Armoured troops rolled into Bahrain from neighbouring Saudi Arabia yesterday to help restore order in the strategic Gulf kingdom, where pro-democracy demonstrators have shut down the financial centre.

Thousands of mainly Shiite protesters occupied Manama’s business district, turning the regional banking hub into a ghost town as they pressed their calls for democratic change from the Sunni Muslim monarchy.

The Saudi government said it had responded to a call for help from its neighbour as Saudi-led forces from the Gulf countries’ joint Peninsula Shield Force crossed the causeway separating the two countries.

“The council of ministers has confirmed that it has answered a request by Bahrain for support,” the Saudi government said in a statement carried by the SPA state news agency.

It said that under an agreement of the six-country Gulf Cooperation Council (GCC), “any harm done to the security of a member state is considered a harm done to the security of all members”.

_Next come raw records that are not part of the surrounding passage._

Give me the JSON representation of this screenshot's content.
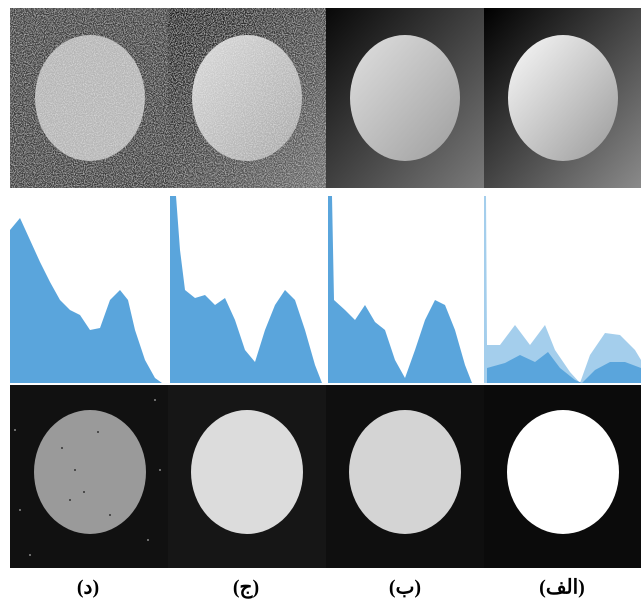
{
  "labels": [
    "(د)",
    "(ج)",
    "(ب)",
    "(الف)"
  ]
}
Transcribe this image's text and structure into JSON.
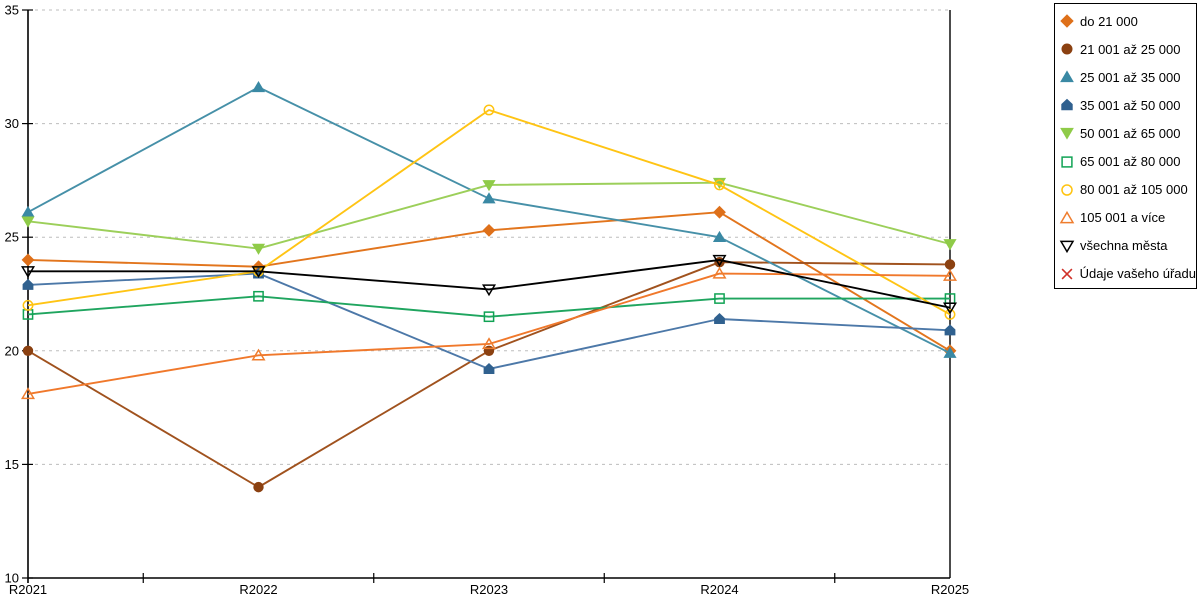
{
  "chart_data": {
    "type": "line",
    "title": "",
    "xlabel": "",
    "ylabel": "",
    "categories": [
      "R2021",
      "R2022",
      "R2023",
      "R2024",
      "R2025"
    ],
    "ylim": [
      10,
      35
    ],
    "yticks": [
      10,
      15,
      20,
      25,
      30,
      35
    ],
    "grid": "horizontal-dashed",
    "legend_position": "right-outside",
    "series": [
      {
        "name": "do 21 000",
        "marker": "diamond",
        "marker_fill": "filled",
        "color": "#E2751D",
        "marker_color": "#DE701A",
        "values": [
          24.0,
          23.7,
          25.3,
          26.1,
          20.0
        ]
      },
      {
        "name": "21 001 až 25 000",
        "marker": "circle",
        "marker_fill": "filled",
        "color": "#A0521E",
        "marker_color": "#8B4111",
        "values": [
          20.0,
          14.0,
          20.0,
          23.9,
          23.8
        ]
      },
      {
        "name": "25 001 až 35 000",
        "marker": "triangle-up",
        "marker_fill": "filled",
        "color": "#4690A8",
        "marker_color": "#3A89A4",
        "values": [
          26.1,
          31.6,
          26.7,
          25.0,
          19.9
        ]
      },
      {
        "name": "35 001 až 50 000",
        "marker": "pentagon",
        "marker_fill": "filled",
        "color": "#4C78A8",
        "marker_color": "#30618F",
        "values": [
          22.9,
          23.4,
          19.2,
          21.4,
          20.9
        ]
      },
      {
        "name": "50 001 až 65 000",
        "marker": "triangle-down",
        "marker_fill": "filled",
        "color": "#9CCF5A",
        "marker_color": "#8FCB48",
        "values": [
          25.7,
          24.5,
          27.3,
          27.4,
          24.7
        ]
      },
      {
        "name": "65 001 až 80 000",
        "marker": "square",
        "marker_fill": "open",
        "color": "#1FA55F",
        "marker_color": "#10A354",
        "values": [
          21.6,
          22.4,
          21.5,
          22.3,
          22.3
        ]
      },
      {
        "name": "80 001 až 105 000",
        "marker": "circle",
        "marker_fill": "open",
        "color": "#FFC414",
        "marker_color": "#FFC30F",
        "values": [
          22.0,
          23.5,
          30.6,
          27.3,
          21.6
        ]
      },
      {
        "name": "105 001 a více",
        "marker": "triangle-up",
        "marker_fill": "open",
        "color": "#F0782B",
        "marker_color": "#EF7D2E",
        "values": [
          18.1,
          19.8,
          20.3,
          23.4,
          23.3
        ]
      },
      {
        "name": "všechna města",
        "marker": "triangle-down",
        "marker_fill": "open",
        "color": "#000000",
        "marker_color": "#000000",
        "values": [
          23.5,
          23.5,
          22.7,
          24.0,
          21.9
        ]
      },
      {
        "name": "Údaje vašeho úřadu",
        "marker": "x",
        "marker_fill": "open",
        "color": "#D03028",
        "marker_color": "#D03028",
        "values": []
      }
    ]
  },
  "colors": {
    "background": "#ffffff",
    "axis": "#000000",
    "gridline": "#bdbdbd",
    "legend_border": "#000000"
  }
}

The exact make-up of the force was not known, but the United Arab Emirates also confirmed it was participating in the operation. The GCC groups Bahrain, Kuwait, Oman, Qatar, Saudi Arabia and the UAE.

Television footage showed convoys of unmarked, desert-brown coloured armoured vehicles crossing the causeway from Saudi’s Eastern Province into Bahrain, the home of the US Fifth Fleet.

The Shiite-led opposition alliance said any foreign force would be treated as an invading army.